Who knows, though? We’ll find out at some point. Anyone who has better predictions, drop them in the box below.

One thought on “Sweep the Nostalgia, Or Why Cobra Kai Does and Does Not Suck

  1. I have a lot of issues with Cobra Kai. While it is clearly a love letter to the franchise/80s, it has major flaws:
    1. Macchio clearly didn’t practice any karate for the role. His technique is unconvincing and no amount of cinematography or editing is going to make him believable as a martial artist.
    2. The universe only contains a few dozen people in it. There is no way the girl from II who Daniel saved would end up being connected to the car company that saved his business, or the car that his daughter crashed into would be Johnny’s.
    3. What makes KK one of the best martial arts movies of the 80s is the Philosophy a la Funakoshi. It was cerebral, and reality-based..for a teenage rambo movie (except Miyagi’s magic touch).

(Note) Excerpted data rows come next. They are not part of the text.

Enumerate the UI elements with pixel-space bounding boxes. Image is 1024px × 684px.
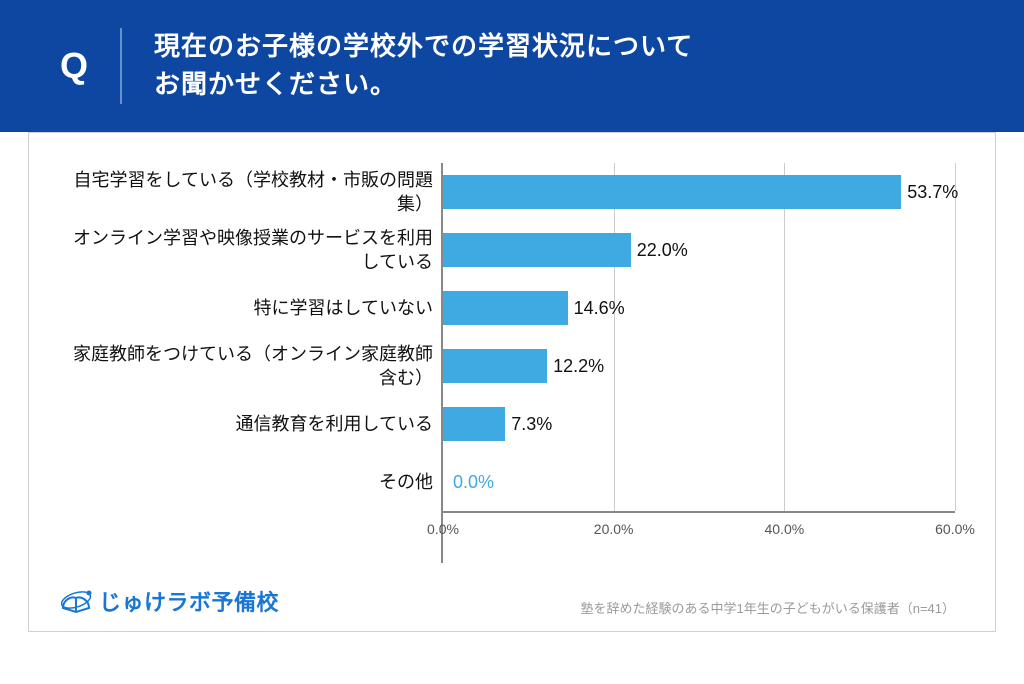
bar-value-label: 14.6% xyxy=(568,298,625,319)
bar-row: 53.7% xyxy=(443,175,955,209)
gridline xyxy=(784,163,785,511)
category-label: 家庭教師をつけている（オンライン家庭教師含む） xyxy=(59,342,441,391)
brand-logo: じゅけラボ予備校 xyxy=(59,585,279,617)
x-axis-line xyxy=(443,511,955,513)
bar-row: 12.2% xyxy=(443,349,955,383)
bar-value-label: 22.0% xyxy=(631,240,688,261)
category-label: 自宅学習をしている（学校教材・市販の問題集） xyxy=(59,168,441,217)
category-row: オンライン学習や映像授業のサービスを利用している xyxy=(59,221,441,279)
x-tick-label: 20.0% xyxy=(594,521,634,537)
bar-value-label: 12.2% xyxy=(547,356,604,377)
gridline xyxy=(614,163,615,511)
sample-note: 塾を辞めた経験のある中学1年生の子どもがいる保護者（n=41） xyxy=(580,598,955,617)
bars-column: 0.0%20.0%40.0%60.0%53.7%22.0%14.6%12.2%7… xyxy=(441,163,955,563)
bar-row: 0.0% xyxy=(443,465,955,499)
chart-footer: じゅけラボ予備校 塾を辞めた経験のある中学1年生の子どもがいる保護者（n=41） xyxy=(59,585,955,617)
category-label: 通信教育を利用している xyxy=(59,412,441,436)
q-indicator: Q xyxy=(60,45,120,87)
bar-row: 14.6% xyxy=(443,291,955,325)
bar-value-label: 7.3% xyxy=(505,414,552,435)
bar xyxy=(443,291,568,325)
bar xyxy=(443,175,901,209)
category-row: 自宅学習をしている（学校教材・市販の問題集） xyxy=(59,163,441,221)
category-row: 家庭教師をつけている（オンライン家庭教師含む） xyxy=(59,337,441,395)
category-row: その他 xyxy=(59,453,441,511)
labels-column: 自宅学習をしている（学校教材・市販の問題集） オンライン学習や映像授業のサービスを… xyxy=(59,163,441,563)
category-label: オンライン学習や映像授業のサービスを利用している xyxy=(59,226,441,275)
bar xyxy=(443,407,505,441)
question-header: Q 現在のお子様の学校外での学習状況についてお聞かせください。 xyxy=(0,0,1024,132)
logo-text: じゅけラボ予備校 xyxy=(99,585,279,617)
x-tick-label: 60.0% xyxy=(935,521,975,537)
chart-area: 自宅学習をしている（学校教材・市販の問題集） オンライン学習や映像授業のサービスを… xyxy=(59,163,955,563)
category-row: 通信教育を利用している xyxy=(59,395,441,453)
x-tick-label: 0.0% xyxy=(427,521,459,537)
bar-value-label: 0.0% xyxy=(443,472,494,493)
bar-value-label: 53.7% xyxy=(901,182,958,203)
bar xyxy=(443,233,631,267)
x-tick-label: 40.0% xyxy=(764,521,804,537)
category-label: 特に学習はしていない xyxy=(59,296,441,320)
bar-row: 22.0% xyxy=(443,233,955,267)
question-text: 現在のお子様の学校外での学習状況についてお聞かせください。 xyxy=(122,28,693,103)
category-row: 特に学習はしていない xyxy=(59,279,441,337)
category-label: その他 xyxy=(59,470,441,494)
book-icon xyxy=(59,586,93,616)
chart-panel: 自宅学習をしている（学校教材・市販の問題集） オンライン学習や映像授業のサービスを… xyxy=(28,132,996,632)
bar xyxy=(443,349,547,383)
bar-row: 7.3% xyxy=(443,407,955,441)
gridline xyxy=(955,163,956,511)
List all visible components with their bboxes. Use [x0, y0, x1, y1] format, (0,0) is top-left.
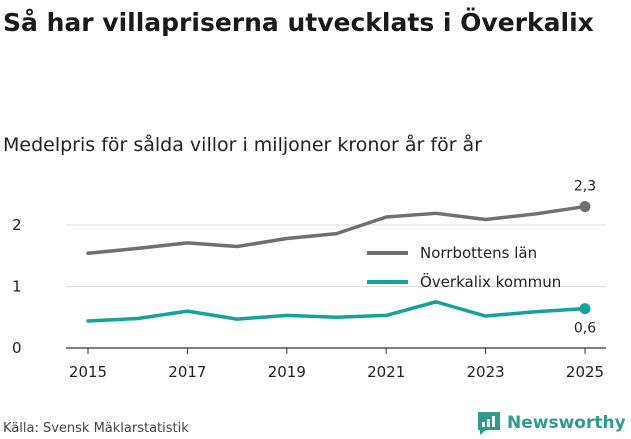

    4. The characters have zero development. Kumiko and Chozen didn’t evolve as humans whatsoever. Chozen maybe, but Kumiko might have well been in a cryogenic chamber.
    5. There was an opportunity there for Daniel’s marriage to be tested with Kumiko or Alli but that would involve a modicum of character development.
    6. I could also do without flirting with the right-wing demographic by pushing back against SJW/PC attitude via Johnny. The Author’s thesis is revealed there, and it’s a ratings grab.
    7. Miyagi’s secret magical techniques. KK never needed wires before, just the real mental discipline coupled with buckets of sweat.
    9. Where is Pat Johnson? He needs to make a cameo. If he did though he would probably still be refereeing high school tournaments.
    Cobra Kai hit its peak when the Johnny’s friends went camping. It’s all downhill from there.